They reveal how very male they are with this. Not because it’s rapey, which it is, but because most females have a primarily responsive sexuality. We respond to being desired. And a significant % also have a contextual element to our sexuality, meaning everything that’s going around us at the time, and even for a while before, accumulates and increases/decreases sexual interest#. This is why women don’t use prostitutes. Not because we wouldn’t pay for the sex we want, but because no one can sell the sex we want, any more than you could package and sell any other honest human response to another human.
Most males have a spontaneous sexual response, meaning they’ll just...want to have sex. Nothing else has to be going on or not going on, they don’t have to be responding to someone else wanting to have sex with them. That doesn’t mean they don’t also enjoy being desired, of course they do. It just isn’t a requirement and it certainly isn’t the MAIN requirement.
So you can see how the vast majority of people who would be ok with being sexually tolerated rather than wanted are going to be male, or females on lots of testosterone actually having a legit effect upon them, as we know it does in TIFs. But even TIFs display how very female they are when they lock themselves in a bathroom at the chemsex party to cry about how unwanted and unwelcome they feel. TIMs may claim they’re sobbing and may even pretend to do so as part of their girl-mode, but their primary response is to rage and threaten.
This could also explain lesbian bed death. If you have two females who are following the typical female responsive sexual pattern, it’s obvious why things would fizzle.

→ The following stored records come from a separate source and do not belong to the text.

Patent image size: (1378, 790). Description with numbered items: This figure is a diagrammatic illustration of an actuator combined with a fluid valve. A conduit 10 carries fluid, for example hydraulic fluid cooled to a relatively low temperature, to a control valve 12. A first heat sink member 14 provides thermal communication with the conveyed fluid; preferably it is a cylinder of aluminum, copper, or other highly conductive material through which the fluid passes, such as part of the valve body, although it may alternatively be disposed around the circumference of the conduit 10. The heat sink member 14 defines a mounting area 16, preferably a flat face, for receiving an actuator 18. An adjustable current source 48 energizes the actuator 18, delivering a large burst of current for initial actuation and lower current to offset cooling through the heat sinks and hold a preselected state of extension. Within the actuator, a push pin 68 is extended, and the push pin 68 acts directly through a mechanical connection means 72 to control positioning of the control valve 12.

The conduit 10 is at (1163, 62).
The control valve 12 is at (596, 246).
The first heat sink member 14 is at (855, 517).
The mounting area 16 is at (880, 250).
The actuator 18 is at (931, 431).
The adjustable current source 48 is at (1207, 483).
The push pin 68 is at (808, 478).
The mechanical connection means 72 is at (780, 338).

# for example, I need clean sheets, an orderly bedroom, and my daughter occupied elsewhere, sleeping or whatever, her needs all met (I also need two AZO standards but I can pop those very quickly). But consider that those things are indicators of safety and a wholesome home and family. I am a married adult with responsibilities. I *should* want cleanliness and order, and I should want my child safe and settled and excluded from our sex life. If my husband didn’t like that I wanted to create and maintain a warm, clean, orderly, wholesome home and family life, he would’ve married someone else.